My MSP430FR5994 advertises itself as a Rev C.

A __delay_cycles(1000) after the msp_fir_q15() call seems to make it happen more quickly (but that could be statistical noise).

Any help gratefully accepted .. 

(for the curious, my stack is immedately below result - and obviously this causes apparent stack corruption and, seemingly, a branch through zero if it is affected)

 

  • Hi Richard,

    Can you please provide a complete example C program including the coefficients and main you're using as well as the version of CCS/IAR and DSPlib you're using? A couple of things just looking through the code you provided:

    1. You use a different macro to align the data, your code calls MSP_ALIGN_FOR_Q15 when it should use MSP_ALIGN_FIR_Q15 which is provided by DSPLib and calculates the correct alignment
    2. Your memcmp syntax is incorrect, the first two arguments should be pointers but you're passing qq (an int) as the second pointer which will produce undefined results (qq is initialized to 0 so the first memcmp call will actually compare the results array with whatever is stored at address 0)
    3. The 'tapLength' parameter is the length of coefficients and is different from the length of the FIR
    4. Since you are using the circular buffer feature I'd recommend taking a look at the section in the DSPLib users guide (link)

    Regards,

    Brent Peterson

  • Hi Brent,

     Many thanks for the quick reply and sorry for the somewhat shoddy example code!

     

     1. Apologies - typo when copying. 

     2. You're quite right - again, sorry. Trying to summarise an explicit compare loop whilst short of time and failing massively; apologies.

     3. tapLength - yeah. The documentation says that, but I'm not sure what it means - presumably this is a way to specify only the non-zero coefficients in the filter, but I'm not all that clear on how this works - is it just that the first tapLength taps are specified and the rest are understood to be 0 ? Or something more complex? Any chance you could point me to the doc I've clearly missed? (in this particular case, the coefficients are to be set later by my client so I can't guarantee that any of them will be 0, though the filter will likely be symmetric)

     4. Thanks! Have done so - turns out it doesn't matter if you turn circular buffers off, so whilst I think I understand how to do this, it doesn't seem to be relevant.

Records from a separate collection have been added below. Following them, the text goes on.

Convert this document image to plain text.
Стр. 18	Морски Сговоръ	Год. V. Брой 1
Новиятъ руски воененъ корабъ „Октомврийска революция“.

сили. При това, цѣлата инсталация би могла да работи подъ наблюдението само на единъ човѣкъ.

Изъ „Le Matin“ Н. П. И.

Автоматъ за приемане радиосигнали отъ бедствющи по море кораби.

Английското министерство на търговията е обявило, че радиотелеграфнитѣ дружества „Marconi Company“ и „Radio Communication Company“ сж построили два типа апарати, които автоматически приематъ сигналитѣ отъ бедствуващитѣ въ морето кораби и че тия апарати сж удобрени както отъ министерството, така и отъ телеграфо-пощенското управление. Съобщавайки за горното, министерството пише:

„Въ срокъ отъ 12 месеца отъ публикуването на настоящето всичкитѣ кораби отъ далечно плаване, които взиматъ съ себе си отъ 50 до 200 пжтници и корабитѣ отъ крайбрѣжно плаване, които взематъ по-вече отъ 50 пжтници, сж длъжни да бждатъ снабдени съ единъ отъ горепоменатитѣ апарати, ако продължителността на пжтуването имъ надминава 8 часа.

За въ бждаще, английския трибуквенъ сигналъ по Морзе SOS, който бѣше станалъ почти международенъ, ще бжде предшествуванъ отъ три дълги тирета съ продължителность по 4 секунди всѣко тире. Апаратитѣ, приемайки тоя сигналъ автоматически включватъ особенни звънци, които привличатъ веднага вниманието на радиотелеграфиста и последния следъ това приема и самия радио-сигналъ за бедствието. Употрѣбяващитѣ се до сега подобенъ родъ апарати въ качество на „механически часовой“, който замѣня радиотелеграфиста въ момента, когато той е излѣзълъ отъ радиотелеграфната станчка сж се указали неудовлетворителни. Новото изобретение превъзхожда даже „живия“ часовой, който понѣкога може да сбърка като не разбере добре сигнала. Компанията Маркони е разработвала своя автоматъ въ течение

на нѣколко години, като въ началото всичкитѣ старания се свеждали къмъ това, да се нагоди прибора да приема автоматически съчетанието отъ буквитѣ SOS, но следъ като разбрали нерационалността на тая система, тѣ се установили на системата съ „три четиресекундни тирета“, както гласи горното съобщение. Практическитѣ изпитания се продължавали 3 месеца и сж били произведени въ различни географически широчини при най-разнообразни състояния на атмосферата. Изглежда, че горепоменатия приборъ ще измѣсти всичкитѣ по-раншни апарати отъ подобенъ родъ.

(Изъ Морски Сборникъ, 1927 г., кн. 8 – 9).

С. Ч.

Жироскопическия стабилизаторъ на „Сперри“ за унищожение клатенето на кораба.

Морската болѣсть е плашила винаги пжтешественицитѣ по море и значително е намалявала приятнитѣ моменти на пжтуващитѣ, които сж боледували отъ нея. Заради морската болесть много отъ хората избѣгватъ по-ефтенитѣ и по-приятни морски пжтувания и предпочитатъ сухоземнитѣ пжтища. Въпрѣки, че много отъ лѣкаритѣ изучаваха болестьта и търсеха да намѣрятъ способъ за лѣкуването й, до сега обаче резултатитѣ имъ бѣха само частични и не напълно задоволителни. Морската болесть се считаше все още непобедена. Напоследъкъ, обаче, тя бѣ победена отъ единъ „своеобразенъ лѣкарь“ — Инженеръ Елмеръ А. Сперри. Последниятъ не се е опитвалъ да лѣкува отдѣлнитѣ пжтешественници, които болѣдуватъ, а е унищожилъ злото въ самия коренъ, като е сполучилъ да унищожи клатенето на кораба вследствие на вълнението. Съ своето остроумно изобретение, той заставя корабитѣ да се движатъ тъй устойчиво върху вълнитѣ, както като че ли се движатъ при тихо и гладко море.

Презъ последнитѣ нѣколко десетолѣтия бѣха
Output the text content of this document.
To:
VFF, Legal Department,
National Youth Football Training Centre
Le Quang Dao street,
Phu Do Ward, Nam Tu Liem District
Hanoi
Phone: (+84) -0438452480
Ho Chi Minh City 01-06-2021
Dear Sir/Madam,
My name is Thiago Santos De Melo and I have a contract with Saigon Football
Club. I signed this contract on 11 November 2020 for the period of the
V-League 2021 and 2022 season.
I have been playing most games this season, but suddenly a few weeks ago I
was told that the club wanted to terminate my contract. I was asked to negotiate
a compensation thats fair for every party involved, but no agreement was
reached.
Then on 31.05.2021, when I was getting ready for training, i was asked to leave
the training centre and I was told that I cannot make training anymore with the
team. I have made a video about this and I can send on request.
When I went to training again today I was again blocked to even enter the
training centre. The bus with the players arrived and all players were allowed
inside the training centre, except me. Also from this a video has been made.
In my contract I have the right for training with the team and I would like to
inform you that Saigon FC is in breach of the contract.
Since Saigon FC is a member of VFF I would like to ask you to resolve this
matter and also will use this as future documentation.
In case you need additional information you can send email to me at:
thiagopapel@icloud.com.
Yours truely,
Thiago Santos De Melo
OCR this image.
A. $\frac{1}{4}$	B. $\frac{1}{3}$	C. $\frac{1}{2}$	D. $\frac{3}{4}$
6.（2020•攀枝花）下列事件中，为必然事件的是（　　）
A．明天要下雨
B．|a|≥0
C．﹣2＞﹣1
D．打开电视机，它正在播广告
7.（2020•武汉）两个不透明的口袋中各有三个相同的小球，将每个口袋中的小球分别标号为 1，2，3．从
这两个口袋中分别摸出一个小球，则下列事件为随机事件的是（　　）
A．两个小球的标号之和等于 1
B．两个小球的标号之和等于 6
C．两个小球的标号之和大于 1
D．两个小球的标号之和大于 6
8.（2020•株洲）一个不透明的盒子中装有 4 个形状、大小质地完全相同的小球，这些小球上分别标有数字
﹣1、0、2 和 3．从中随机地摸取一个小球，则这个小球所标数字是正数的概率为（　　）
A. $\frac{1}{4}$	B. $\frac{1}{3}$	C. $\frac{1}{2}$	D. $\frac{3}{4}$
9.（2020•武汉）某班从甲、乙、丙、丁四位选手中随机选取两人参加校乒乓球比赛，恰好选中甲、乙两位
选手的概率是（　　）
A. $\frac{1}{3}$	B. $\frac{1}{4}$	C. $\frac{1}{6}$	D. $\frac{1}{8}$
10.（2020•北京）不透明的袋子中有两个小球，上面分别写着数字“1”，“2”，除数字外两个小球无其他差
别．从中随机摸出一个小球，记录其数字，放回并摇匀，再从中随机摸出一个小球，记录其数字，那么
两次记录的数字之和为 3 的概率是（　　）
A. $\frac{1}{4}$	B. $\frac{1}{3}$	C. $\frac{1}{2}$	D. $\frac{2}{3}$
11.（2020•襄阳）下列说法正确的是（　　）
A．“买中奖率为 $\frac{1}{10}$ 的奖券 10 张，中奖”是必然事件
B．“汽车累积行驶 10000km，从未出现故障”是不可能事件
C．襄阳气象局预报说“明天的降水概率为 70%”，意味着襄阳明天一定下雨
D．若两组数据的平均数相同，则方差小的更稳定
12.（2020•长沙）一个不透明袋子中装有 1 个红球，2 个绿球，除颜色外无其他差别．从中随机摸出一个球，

    I think a colleague of mine has spotted the issue - though I will check - seems that in DSPLib 1.20.03.01 with MSP_DISABLE_LPM0 off, msp_lea_invokeCommand() issues __bis_SR_register(GIE+LPM0_bits) and then assumes that when it returns, the LEA is done. If another interrupt occurs before the LEA is done, our RTOS comes out of LPM0 (since it wants to run now), and we wake early and run (at least) msp_lea_freeMemory(), which seems to confuse the LEA - we could theoretically re-enter the LEA operation, which I am guessing would be bad.

    Changing this to:

     while (!msp_lea_cfg) { __bis_SR_register(GIE+LPM0_bits); } 

    seems to solve the problem for me. We'll investigate and I'll attempt to produce a canned test case once I've made sufficient progress to have a bit of time to do so, and update this post if we find this isn't the case for the benefit of the search engine.

    Sorry to have bothered and thanks again for the rapid response!